Pazar akşamı saatlerine kadar İsrail ordusu ve polisi, ülkeye sızmış olan 1000 militanı temizlemeye uğraşıyordu. 5 önemli yerleşim yerinde hala çatışmalar vardı.
Ama bir yandan da İsrail ordusu Gazze’nin etrafındaki çok sayıda köy ve yerleşimi tahliye ettirdi, İsrail tankları Gazze sınırına geldi. Bunlar hep Gazze’yi işgalin belirtileri.
Hamas, Gazze işgal edilse bile ayakta kalacağına, Filistin halkından alacağı desteğin süreceğine inanıyor ama dün yazmaya çalıştım, bu böyle olmayabilir.
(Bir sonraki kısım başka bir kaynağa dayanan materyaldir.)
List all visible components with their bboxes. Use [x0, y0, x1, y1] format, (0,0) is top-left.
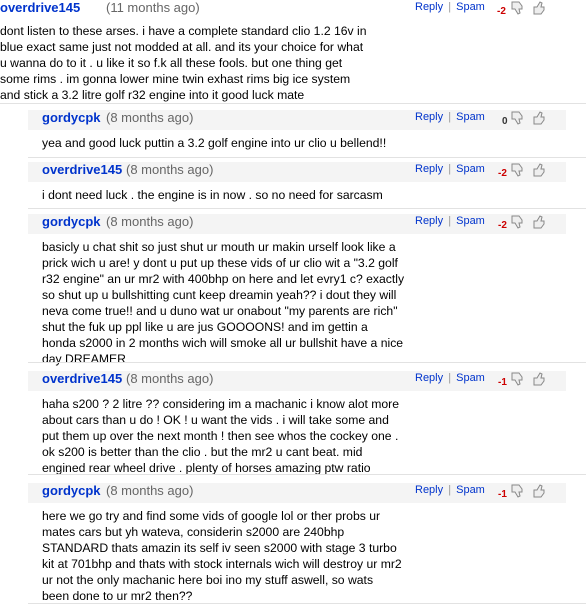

Bence en çarpıcı örnek Türkiye. Ak Parti ve Tayyip Erdoğan iktidarı, Hamas’ın Filistin halkının siyasi temsilcilerinden biri olduğunu yıllarca söyledi, bu örgütün siyasi kanadıyla temas kurmaktan çekinmedi ve onlara hep şiddetten uzak durmalarını, meşru çizgiden ayrılmamalarını telkin etti. Bugün Ankara eğer Hamas’a eski günlerdeki gibi destek açıklaması yapmıyorsa, bunun yegane sebebi Türkiye’nin İsrail ve Batı ile ilişkilerini düzeltmek istemesi değil. Ankara da Hamas tarafından kandırıldığını düşünüyor artık.
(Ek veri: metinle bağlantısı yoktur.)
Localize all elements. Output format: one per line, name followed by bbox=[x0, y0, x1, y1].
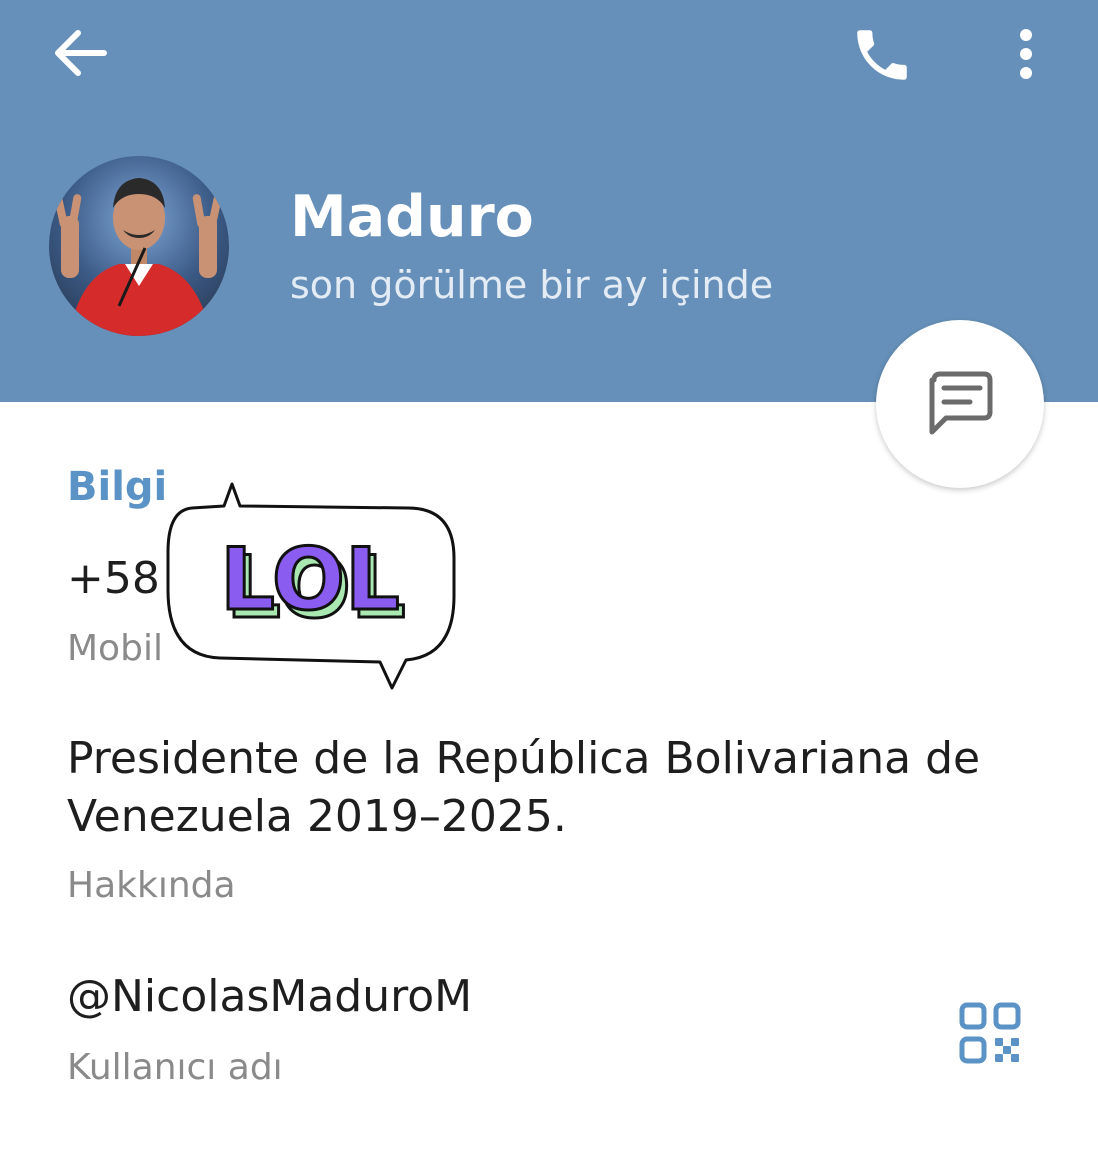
lol-sticker: LOL LOL bbox=[166, 482, 456, 690]
contact-name: Maduro bbox=[290, 184, 534, 250]
more-vertical-icon[interactable] bbox=[1004, 24, 1048, 84]
phone-number[interactable]: +58 bbox=[67, 550, 160, 608]
phone-icon[interactable] bbox=[846, 22, 918, 88]
sticker-text: LOL bbox=[220, 530, 400, 630]
username-label: Kullanıcı adı bbox=[67, 1047, 283, 1088]
qr-code-icon[interactable] bbox=[958, 1001, 1022, 1065]
phone-label: Mobil bbox=[67, 628, 163, 669]
arrow-left-icon[interactable] bbox=[48, 25, 112, 81]
message-icon bbox=[929, 371, 993, 435]
send-message-button[interactable] bbox=[876, 320, 1044, 488]
info-section-title: Bilgi bbox=[67, 464, 168, 510]
bio-text[interactable]: Presidente de la República Bolivariana d… bbox=[67, 730, 1047, 846]
avatar[interactable] bbox=[49, 156, 229, 336]
username-value[interactable]: @NicolasMaduroM bbox=[67, 968, 472, 1026]
last-seen-status: son görülme bir ay içinde bbox=[290, 263, 774, 307]
bio-label: Hakkında bbox=[67, 865, 236, 906]
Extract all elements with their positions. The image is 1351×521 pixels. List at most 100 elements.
Veya Katar’ı ele alın. Bu örgüte milyarlarca dolar akıtan Katar bugün dünkü kadar sert biçimde Hamas’ı desteklemiyor. Çünkü onlar da cumartesi sabahki eylemin özellikle sivilleri hedef almasından rahatsız ve Hamas tarafından aldatıldıklarını düşünüyorlar.
Bu durumda geriye Hamas’ın dış destekçisi olarak sadece İran kalıyor.
Ama sanırım Hamas’ın içteki durumu, dıştaki durumundan daha önemli. Yarın, 2005’teki gibi bir seçim olsa acaba Hamas yeniden kazanabilir mi? Filistinliler bile bu konuda şüpheli. Gazze halkı, Hamas’ın demir yumruğundan ve halka hiçbir hizmet sunmamasından şikayetçi.
Hamas, kendini en güçlü zannettiği anda zayıf düştü aslında. Buna ilaveten, Hamas saldırısı İsrail’deki bölünmüşlüğü hiç değilse bir süreliğine arka plana attı.
Şimdi kaçınılmaz gibi gözüken Gazze işgali geliyor ve bakalım Hamas hayatta kalabilecek mi? Kaldığında geriye bu örgütten ne kalacak?